If you’re following a keto diet or simply looking for a healthy, low-carb meal, this Chicken Avocado Salad is an ideal choice. It’s rapid to prepare, packed with delicious flavors, and perfect for lunch or dinner. Plus,with less than 10 grams of net carbs per serving,it’s a guilt-free indulgence that keeps you on track with your dietary goals.
Ingredients Needed
- 2 cups cooked chicken, shredded or diced
- 1 ripe avocado, sliced
- 1/4 cup red onion, finely chopped
- 1/4 cup fresh cilantro, chopped
- juice of 1 lime
- 2 tablespoons olive oil
- Salt and pepper to taste
- Optional: Cherry tomatoes, cucumber, or cheese for extra flavor
Steps to Prepare
- Prepare the Chicken: If not pre-cooked, cook the chicken thoroughly and let it cool before dicing or shredding.
- Mix the Salad: In a large bowl, combine the cooked chicken, red onion, cilantro, and optional ingredients.
- Prepare the Dressing: In a small bowl, whisk together lime juice, olive oil, salt, and pepper.

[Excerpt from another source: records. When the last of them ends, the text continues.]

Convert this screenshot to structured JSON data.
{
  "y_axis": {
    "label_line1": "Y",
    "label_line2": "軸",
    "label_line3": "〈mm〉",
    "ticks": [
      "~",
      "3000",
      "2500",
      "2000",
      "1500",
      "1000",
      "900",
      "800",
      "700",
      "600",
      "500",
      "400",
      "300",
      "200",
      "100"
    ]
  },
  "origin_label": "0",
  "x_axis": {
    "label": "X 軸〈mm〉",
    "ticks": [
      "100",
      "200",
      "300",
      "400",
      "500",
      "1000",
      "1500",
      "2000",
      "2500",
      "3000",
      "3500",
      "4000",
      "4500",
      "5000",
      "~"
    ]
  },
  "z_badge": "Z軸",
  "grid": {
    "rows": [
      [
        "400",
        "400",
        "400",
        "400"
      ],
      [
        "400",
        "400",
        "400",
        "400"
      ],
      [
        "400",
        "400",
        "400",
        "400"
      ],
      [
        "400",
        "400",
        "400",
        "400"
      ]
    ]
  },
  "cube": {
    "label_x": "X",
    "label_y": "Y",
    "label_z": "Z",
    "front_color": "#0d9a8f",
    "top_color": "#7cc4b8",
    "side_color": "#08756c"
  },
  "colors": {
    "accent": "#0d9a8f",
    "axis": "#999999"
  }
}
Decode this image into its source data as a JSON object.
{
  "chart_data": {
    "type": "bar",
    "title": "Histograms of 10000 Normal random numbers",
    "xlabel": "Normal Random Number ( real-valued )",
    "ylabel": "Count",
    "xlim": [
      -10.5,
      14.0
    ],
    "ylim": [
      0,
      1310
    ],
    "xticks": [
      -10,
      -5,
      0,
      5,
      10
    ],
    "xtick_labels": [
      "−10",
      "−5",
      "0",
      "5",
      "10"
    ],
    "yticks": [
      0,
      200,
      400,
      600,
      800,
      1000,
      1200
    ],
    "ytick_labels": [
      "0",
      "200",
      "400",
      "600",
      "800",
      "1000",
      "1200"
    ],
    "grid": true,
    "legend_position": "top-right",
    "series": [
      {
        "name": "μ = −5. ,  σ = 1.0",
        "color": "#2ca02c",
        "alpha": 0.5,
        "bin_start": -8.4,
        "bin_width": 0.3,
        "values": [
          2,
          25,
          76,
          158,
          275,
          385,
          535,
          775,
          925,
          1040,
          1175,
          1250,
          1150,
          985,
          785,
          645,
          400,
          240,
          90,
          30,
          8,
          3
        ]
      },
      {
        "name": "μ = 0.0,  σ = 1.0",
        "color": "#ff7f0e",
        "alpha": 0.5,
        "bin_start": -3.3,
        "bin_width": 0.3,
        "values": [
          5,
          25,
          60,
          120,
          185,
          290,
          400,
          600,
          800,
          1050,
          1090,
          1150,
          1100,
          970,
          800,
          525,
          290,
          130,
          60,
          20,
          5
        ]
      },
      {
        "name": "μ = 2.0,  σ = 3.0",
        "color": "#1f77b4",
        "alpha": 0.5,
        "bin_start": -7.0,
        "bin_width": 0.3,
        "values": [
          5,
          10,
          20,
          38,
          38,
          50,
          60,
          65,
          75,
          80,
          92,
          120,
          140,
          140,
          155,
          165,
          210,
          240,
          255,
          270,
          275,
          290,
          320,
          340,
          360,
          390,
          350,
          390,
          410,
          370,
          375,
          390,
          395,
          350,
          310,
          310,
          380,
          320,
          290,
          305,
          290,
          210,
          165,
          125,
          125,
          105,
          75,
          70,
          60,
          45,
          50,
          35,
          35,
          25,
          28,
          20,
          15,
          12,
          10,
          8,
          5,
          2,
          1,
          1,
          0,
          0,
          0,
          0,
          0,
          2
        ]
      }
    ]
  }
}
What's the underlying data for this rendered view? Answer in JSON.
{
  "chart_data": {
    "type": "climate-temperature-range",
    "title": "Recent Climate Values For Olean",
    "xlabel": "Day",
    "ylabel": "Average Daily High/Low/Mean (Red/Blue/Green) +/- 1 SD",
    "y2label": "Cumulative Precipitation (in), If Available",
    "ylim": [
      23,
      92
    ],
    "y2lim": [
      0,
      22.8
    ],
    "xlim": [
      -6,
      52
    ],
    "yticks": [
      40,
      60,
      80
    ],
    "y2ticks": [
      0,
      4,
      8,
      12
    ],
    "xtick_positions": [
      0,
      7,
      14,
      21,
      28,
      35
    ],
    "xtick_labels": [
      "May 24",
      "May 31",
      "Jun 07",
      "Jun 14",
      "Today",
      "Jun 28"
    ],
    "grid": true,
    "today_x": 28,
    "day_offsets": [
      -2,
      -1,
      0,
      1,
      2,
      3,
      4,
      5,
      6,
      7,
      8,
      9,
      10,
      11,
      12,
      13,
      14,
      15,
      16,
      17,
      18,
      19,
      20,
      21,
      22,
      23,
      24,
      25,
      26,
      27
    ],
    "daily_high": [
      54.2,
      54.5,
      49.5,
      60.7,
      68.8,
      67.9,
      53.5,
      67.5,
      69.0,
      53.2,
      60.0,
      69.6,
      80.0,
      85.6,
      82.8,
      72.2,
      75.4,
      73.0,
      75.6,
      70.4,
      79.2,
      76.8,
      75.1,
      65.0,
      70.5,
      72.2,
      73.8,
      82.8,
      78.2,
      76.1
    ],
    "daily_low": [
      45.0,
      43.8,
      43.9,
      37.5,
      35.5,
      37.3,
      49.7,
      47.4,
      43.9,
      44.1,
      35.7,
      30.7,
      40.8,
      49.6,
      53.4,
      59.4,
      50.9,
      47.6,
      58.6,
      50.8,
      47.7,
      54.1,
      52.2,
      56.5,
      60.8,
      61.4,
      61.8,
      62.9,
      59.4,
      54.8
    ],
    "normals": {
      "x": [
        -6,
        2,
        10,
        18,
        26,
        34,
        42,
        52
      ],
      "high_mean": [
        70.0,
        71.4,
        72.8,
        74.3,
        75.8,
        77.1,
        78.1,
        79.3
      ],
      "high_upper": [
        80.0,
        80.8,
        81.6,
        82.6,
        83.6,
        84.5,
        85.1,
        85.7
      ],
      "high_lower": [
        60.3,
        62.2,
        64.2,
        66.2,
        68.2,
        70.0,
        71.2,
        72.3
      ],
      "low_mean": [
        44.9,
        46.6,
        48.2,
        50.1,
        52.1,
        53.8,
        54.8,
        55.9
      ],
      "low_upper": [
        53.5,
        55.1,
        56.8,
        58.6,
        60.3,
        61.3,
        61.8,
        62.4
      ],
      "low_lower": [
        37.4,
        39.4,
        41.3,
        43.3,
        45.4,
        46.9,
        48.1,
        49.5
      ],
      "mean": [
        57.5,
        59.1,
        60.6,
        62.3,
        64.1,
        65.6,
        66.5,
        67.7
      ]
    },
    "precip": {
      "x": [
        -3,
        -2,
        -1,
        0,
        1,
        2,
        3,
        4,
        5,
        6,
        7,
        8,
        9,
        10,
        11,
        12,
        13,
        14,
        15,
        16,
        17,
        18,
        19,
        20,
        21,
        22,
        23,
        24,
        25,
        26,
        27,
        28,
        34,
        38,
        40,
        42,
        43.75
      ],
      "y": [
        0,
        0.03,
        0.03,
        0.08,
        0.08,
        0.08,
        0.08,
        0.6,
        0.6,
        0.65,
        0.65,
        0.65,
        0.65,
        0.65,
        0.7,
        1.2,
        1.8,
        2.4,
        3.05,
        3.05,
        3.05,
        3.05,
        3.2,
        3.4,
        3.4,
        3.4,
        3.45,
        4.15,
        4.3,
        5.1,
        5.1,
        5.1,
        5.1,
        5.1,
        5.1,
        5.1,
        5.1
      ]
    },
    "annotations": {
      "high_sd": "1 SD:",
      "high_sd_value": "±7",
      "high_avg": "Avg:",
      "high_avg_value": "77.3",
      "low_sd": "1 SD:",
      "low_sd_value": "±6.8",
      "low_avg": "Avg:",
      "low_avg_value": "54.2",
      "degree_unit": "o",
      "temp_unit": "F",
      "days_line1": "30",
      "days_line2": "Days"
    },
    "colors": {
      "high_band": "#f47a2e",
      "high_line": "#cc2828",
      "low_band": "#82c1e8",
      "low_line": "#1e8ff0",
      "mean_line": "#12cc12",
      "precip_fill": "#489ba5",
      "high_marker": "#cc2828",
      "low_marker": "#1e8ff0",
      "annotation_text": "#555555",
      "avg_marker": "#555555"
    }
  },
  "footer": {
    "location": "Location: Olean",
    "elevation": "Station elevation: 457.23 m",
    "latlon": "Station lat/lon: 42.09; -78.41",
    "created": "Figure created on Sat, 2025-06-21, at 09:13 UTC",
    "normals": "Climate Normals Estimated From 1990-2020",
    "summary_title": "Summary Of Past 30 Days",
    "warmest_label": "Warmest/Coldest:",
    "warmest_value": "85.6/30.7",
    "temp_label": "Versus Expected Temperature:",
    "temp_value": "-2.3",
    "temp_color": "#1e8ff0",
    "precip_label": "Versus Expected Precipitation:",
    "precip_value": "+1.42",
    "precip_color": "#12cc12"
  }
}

- Combine: Pour the dressing over the salad mixture and toss gently to evenly coat all ingredients.
- Add Avocado: Carefully fold in the sliced avocado to prevent it from mashing.
- Serve: Enjoy instantly,or refrigerate for up to 2 hours for a chilled,refreshing meal.
Why You’ll Love This Salad
- High in healthy fats from avocado and olive oil
- Rich in protein from chicken, supporting muscle maintenance
- Low in carbs, making it suitable for keto and low-carb diets
- Gluten-free, with simple, wholesome ingredients
- Quick to prepare, perfect for busy weekdays
Nutrition Facts (per serving)
Approximately 350 calories, 20g fat, 5g carbs, and 30g protein, with less than 10g net carbs.
Enjoy this delicious Keto Chicken Avocado Salad as a satisfying meal that aligns with your healthy lifestyle goals!